What is a credobaptist?
Credo = believe. A credobaptist is one who baptises only upon the profession of faith of the one being baptised.
This is more than a conviction about the mode and subjects of baptism. It is a conviction about what the church is, and how it is to be ordered. These set of convictions, when taken as a matrix, are sometimes called Baptist distinctives.
1) Regenerate or pure church. (1 Cor 6:11) Credobaptists believe that the visible church must be as close an approximation of the invisible church. We reject the idea that there can be a church within a church. We reject the idea that children of believers, or future believers, are part of the church. We see no distinction between the covenant community and the church.
How is this worked out?
2) Through its ordinances and membership practices. If the church is made up of believers only, whom should we baptise? (Acts 2:41) What does baptism signify? How does one join the church – through regeneration or some other means?
Who should participate in the Lord’s Supper? The answer must be: those who have been baptised. Baptism does not save, but it is the most public and visible symbol of salvation.
If someone has been baptised, and can particpate in the Lord’s Supper, what should his or her relationship with the local church be? Especially if he/she was baptised elsewhere, how should the church recognise that? Membership. If someone has been numbered amongst us, but begins to and then persist in living like the unsaved, how do we protect the idea of a regenerate church? Church discipline.

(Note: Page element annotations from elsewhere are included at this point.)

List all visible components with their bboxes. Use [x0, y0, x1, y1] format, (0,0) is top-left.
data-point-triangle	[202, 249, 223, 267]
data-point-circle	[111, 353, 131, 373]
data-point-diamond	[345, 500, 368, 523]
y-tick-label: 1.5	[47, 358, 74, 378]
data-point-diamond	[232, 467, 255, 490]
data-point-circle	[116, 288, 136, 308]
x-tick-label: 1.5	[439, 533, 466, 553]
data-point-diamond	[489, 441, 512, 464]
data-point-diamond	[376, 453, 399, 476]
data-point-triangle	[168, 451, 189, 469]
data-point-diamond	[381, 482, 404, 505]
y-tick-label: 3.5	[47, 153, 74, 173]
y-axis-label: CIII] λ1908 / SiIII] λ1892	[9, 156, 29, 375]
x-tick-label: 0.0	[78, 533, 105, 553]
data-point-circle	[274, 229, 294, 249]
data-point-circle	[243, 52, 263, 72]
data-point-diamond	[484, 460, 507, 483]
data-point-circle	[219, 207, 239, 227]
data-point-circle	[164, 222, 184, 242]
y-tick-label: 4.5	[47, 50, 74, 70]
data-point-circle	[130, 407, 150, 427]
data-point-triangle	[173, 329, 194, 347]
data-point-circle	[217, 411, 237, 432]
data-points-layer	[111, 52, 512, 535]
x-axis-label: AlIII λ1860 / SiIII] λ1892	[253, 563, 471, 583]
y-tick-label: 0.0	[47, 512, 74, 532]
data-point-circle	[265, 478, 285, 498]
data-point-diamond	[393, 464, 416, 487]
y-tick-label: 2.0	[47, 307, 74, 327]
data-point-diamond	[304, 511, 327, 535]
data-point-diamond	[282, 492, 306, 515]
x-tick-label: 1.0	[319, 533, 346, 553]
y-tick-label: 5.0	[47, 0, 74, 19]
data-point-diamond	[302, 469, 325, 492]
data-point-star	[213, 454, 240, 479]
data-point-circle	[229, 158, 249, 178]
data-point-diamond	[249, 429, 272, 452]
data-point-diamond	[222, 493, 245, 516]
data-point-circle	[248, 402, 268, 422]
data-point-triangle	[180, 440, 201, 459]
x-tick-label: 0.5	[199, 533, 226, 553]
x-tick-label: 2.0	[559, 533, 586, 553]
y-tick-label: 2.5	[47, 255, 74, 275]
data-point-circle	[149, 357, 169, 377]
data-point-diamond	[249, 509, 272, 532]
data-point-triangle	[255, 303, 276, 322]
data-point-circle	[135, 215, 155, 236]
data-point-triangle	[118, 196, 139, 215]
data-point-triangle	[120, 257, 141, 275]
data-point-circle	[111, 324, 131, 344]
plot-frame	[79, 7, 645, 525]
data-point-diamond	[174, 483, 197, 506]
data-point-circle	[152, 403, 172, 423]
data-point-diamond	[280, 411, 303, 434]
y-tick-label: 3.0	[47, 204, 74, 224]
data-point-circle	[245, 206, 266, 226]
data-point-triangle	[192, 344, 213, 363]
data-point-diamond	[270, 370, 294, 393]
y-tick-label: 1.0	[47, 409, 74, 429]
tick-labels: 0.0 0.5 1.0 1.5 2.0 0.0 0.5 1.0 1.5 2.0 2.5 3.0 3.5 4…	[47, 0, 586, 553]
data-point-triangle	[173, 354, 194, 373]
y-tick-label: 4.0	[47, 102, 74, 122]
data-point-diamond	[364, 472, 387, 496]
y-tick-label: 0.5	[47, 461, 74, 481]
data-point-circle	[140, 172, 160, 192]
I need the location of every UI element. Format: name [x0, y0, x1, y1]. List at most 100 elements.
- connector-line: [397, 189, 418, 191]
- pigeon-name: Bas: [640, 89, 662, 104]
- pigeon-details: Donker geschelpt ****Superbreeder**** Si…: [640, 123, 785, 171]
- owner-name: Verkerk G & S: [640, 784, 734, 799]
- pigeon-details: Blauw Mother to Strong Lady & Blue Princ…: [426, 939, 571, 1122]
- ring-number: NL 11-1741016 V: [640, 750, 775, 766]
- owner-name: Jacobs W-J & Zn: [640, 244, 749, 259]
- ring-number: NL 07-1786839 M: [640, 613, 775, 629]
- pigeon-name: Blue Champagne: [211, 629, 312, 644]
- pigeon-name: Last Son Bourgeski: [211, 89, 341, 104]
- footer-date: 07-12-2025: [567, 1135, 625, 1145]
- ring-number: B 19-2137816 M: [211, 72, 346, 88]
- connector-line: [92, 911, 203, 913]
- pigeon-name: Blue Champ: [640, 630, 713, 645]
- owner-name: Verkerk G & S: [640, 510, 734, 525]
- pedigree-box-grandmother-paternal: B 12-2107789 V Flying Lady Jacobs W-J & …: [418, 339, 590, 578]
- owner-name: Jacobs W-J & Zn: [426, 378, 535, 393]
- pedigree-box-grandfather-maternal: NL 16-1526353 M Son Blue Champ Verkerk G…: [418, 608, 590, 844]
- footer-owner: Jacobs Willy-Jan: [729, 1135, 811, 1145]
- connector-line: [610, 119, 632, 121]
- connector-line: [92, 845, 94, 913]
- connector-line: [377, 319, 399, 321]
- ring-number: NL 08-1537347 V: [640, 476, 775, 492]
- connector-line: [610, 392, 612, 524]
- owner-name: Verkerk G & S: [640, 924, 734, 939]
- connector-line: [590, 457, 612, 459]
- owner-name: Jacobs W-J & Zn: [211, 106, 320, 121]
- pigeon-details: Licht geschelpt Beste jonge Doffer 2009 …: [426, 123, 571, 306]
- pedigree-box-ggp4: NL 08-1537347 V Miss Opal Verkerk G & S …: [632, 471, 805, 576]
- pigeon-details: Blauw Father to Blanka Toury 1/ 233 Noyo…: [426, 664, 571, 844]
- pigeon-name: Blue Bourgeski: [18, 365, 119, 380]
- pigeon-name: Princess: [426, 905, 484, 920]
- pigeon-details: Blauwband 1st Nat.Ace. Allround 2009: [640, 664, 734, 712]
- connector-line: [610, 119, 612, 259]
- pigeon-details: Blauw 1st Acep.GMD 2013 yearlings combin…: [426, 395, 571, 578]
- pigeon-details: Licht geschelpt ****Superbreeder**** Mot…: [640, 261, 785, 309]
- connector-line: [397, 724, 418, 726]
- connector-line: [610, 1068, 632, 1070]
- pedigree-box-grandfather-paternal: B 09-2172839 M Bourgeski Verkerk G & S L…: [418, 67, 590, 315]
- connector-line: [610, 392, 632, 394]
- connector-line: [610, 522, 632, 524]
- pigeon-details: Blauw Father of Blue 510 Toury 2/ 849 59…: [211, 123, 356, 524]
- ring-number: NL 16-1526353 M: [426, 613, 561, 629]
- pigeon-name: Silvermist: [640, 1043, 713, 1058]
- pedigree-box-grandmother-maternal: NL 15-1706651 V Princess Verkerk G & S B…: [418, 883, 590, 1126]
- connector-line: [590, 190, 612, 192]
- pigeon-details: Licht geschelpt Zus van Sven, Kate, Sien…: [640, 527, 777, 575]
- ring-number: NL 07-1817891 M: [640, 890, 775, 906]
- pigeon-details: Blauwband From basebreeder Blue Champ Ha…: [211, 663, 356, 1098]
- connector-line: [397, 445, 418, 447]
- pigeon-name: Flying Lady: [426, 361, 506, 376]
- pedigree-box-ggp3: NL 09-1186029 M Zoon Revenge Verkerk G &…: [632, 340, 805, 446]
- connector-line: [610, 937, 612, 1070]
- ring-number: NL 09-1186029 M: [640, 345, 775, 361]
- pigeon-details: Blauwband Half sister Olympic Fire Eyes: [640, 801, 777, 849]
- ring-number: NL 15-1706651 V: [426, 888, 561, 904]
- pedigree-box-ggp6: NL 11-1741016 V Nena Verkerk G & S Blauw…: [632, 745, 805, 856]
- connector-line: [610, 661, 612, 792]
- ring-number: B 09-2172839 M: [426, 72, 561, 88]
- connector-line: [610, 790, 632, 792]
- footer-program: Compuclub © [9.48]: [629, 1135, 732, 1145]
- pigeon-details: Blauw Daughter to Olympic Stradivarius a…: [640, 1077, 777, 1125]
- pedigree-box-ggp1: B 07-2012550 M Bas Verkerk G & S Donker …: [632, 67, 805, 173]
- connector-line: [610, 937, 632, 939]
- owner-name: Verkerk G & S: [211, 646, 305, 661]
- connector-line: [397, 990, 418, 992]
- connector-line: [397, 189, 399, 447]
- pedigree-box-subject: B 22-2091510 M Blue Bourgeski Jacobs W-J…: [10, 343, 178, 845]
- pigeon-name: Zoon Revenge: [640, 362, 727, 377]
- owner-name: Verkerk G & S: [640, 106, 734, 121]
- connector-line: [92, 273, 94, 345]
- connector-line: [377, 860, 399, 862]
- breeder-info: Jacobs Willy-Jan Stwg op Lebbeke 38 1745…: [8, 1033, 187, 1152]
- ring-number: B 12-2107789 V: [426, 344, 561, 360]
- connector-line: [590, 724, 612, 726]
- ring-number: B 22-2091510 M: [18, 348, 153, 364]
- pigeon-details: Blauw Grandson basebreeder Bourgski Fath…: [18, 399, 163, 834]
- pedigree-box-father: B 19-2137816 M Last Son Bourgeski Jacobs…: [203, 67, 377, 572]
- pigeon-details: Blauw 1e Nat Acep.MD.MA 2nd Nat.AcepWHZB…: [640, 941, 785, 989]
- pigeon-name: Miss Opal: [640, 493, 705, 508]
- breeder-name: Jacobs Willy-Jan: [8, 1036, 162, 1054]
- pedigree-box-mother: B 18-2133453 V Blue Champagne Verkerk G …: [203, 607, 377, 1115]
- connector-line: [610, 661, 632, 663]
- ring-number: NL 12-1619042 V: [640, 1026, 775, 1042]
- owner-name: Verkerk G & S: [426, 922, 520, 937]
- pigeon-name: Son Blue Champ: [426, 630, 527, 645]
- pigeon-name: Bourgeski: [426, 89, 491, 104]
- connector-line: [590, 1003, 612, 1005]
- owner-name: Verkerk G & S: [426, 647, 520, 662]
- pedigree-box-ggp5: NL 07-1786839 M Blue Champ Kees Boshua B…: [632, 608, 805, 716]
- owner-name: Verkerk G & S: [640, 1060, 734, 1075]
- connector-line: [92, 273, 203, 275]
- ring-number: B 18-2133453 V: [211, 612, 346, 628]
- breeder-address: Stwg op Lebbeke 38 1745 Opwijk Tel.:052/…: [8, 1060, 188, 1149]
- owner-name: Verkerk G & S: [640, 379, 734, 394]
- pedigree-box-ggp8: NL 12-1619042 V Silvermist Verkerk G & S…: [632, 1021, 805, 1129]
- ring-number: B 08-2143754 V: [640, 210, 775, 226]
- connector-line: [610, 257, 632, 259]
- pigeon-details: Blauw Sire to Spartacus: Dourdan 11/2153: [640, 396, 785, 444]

3) Through its source documents. If the church is made up of regenerate people only, is it a continuation of the nation Israel? There was an Israel within Israel, though all were circumcised. But is there to be a church within the church? No. The church is a ‘new humanity’ (Eph 2:15), under a new covenant, and in the new covenant “all know the Lord” (Jer 31:31-34). (2 Cor 3:6) As such, where should the new covenant people look for the ordering and regulation of their life? Answer: The New Testament.
4) Through its respect for individual responsibility. If a person is a believer, then we understand them to be indwelt by the Spirit, and therefore possessing important gifts that are to be cultivated. We call these soul competence & priesthood of the believer. Soul competence has to do with the believer’s ability to read and understand the Scriptures for himself. (Not on his own, but he has competence, alongside his teachers, to understand the Word.) (Acts 17:11, Col 3:16, 2 Tim 3:14-17) Credobaptists are Bible-reading people. Priesthood of the believer has to do with the believer’s right to approach God directly through Christ (1 Pet 2:9, Heb 4:6, 10:19-23) No priest or other human mediator is needed. A truly regenerate church is a praying church.
5) Through its leadership and polity. If every member is (ideally) a believer with the mind of Christ, then those believers are to be involved in some of the key spiritual decisions of the church. In Scripture, we see these decisions are: inclusion or exclusion of members (1 Cor 5), and calling and selection of its leaders (Acts 6). Therefore, congregational polity calls on members to be involved in these decisions. At the same time, the agenda for the decisions, and the wisdom for the decisions needs to be led by God-called and church-ordained leaders (Heb 13:17). Two offices are given in Scripture: elder/overseer/pastor and deacon (1 Tim 3).
6) Through its autonomy – if a church is made up of true believers, then its immediate Head is Jesus Christ (Col 1:18). Though it may belong to an association, network or denomination, no religious body should be able to dictate to a local church how it is to run its internal affairs. Overt or covert pressure to alter doctrine or practice, to select leaders, to provide unsolicited mediation in disputes, is unwarranted by Scripture.
This goes further into the relationship of the church to the State. The church ought to be apolitical (as a church), but not amoral. The church ought to speak out on matters that affect national and civil life, but it ought not to promote political parties, campaign, or seek office in its capacity as church. Likewise, Baptists have called for the State to remain neutral on matters of faith, and to pass only those laws which would promote civil peace and law and order. Interference by the government in the internal affairs of the church violates the barrier between the two (Romans 13:1-4, I Tim 2:2, Mt 22:21).